Thifensulfuron-Methyl ECOTOXICOLOGY
Birds Acute oral LD50 for mallard ducks >2510 mg/kg. Dietary LC50 (8 d) for mallard ducks and Japanese quail >5620 mg/kg diet. Fish LD50 (96 h) for rainbow trout and bluegill sunfish >100, catfish 360 mg/l. Daphnia LC50 (48 h) 970 mg/l. Bees Non-toxic to bees. LD50 (topical) >12.5 mg/bee.

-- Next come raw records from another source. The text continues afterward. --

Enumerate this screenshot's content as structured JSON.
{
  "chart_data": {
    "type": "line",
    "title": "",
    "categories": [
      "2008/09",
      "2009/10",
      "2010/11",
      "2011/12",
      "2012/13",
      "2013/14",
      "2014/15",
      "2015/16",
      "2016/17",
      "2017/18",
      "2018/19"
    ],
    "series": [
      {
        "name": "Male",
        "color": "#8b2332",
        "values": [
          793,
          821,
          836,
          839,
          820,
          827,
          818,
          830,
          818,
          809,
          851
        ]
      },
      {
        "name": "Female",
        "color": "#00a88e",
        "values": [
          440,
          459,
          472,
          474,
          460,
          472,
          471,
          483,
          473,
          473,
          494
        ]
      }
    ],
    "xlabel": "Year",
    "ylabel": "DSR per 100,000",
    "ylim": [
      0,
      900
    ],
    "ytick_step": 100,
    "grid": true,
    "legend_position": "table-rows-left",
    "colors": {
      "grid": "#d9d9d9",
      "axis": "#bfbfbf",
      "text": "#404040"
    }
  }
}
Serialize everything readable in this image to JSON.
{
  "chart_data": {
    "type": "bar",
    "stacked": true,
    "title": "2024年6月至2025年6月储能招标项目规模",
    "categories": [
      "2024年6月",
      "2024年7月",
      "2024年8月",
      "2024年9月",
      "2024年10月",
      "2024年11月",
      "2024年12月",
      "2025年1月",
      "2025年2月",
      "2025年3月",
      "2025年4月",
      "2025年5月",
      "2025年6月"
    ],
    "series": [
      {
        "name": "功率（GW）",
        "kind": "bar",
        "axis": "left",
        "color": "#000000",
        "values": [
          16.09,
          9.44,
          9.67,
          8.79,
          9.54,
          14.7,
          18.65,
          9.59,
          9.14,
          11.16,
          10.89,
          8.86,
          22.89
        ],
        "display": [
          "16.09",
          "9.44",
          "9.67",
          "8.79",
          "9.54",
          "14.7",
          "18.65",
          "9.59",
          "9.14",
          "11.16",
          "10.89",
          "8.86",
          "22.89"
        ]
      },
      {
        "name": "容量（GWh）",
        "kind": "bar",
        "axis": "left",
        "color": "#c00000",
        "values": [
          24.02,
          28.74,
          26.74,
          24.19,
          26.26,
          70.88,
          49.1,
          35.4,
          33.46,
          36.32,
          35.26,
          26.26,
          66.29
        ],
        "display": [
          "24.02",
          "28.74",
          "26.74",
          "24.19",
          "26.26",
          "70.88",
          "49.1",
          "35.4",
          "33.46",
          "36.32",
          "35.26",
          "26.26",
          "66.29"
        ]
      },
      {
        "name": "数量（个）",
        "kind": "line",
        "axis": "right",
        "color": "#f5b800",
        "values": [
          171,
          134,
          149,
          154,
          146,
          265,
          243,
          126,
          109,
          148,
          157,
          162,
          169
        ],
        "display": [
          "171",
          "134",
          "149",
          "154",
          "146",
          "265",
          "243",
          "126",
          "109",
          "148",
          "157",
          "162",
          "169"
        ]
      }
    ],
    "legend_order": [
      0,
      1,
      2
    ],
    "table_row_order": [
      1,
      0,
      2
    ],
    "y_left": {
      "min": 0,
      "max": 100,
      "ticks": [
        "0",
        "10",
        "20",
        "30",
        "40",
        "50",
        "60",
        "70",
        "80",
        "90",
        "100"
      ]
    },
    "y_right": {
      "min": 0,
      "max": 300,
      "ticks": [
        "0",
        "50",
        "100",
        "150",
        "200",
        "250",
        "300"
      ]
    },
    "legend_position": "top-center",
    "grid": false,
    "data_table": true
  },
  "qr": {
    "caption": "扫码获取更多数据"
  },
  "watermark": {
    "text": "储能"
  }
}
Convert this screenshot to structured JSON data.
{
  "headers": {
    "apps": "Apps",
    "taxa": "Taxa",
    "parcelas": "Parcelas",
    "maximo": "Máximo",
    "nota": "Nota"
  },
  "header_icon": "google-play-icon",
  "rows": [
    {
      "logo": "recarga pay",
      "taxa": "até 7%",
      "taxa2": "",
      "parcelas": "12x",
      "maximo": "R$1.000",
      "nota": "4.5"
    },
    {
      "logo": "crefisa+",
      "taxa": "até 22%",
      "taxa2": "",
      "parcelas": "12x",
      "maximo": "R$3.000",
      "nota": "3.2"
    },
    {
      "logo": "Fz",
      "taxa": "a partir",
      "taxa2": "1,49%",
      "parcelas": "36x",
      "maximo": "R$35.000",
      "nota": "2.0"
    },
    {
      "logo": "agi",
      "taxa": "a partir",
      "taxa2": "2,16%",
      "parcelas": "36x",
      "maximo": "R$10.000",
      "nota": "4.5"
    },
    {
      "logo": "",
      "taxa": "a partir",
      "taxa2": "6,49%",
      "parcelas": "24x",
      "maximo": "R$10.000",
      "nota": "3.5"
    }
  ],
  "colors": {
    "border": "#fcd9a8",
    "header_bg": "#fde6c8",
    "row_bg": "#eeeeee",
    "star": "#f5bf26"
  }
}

Worms >2000 mg/kg.

Animals In mammals, following oral administration of Thifensulfuron-Methyll, 70-75% of the unchanged material is excreted in the urine and faeces. The primary degradation mechanism involves hydrolysis of the methoxycarbonyl group, O-demethylation of the heterocyclic ring, and hydrolysis of the sulfonylurea group. Plants In plants, complete degradation of Thifensulfuron-Methyll occurs within a few days. In tolerant crops such as cereals, the a.i. is almost completely hydrolysed within 24 h. DT50 in wheat c. 3-4 h, in soya beans c. 5-6 h. See also Mode of action. Soil/Environment Thifensulfuron-Methyll is broken down in soil to non-active metabolites by microbial degradation and chemical hydrolysis. Under the same soil conditions, it decomposes 20-50 times more rapidly than metsulfuron-methyl. DT50 in soil c. 6-12 d under natural sunlight (c. 14 d in the absence of sunlight); DT50 (30 ºC, pH 8) only a few hours. Kd (silt loam) 0.6-8.6.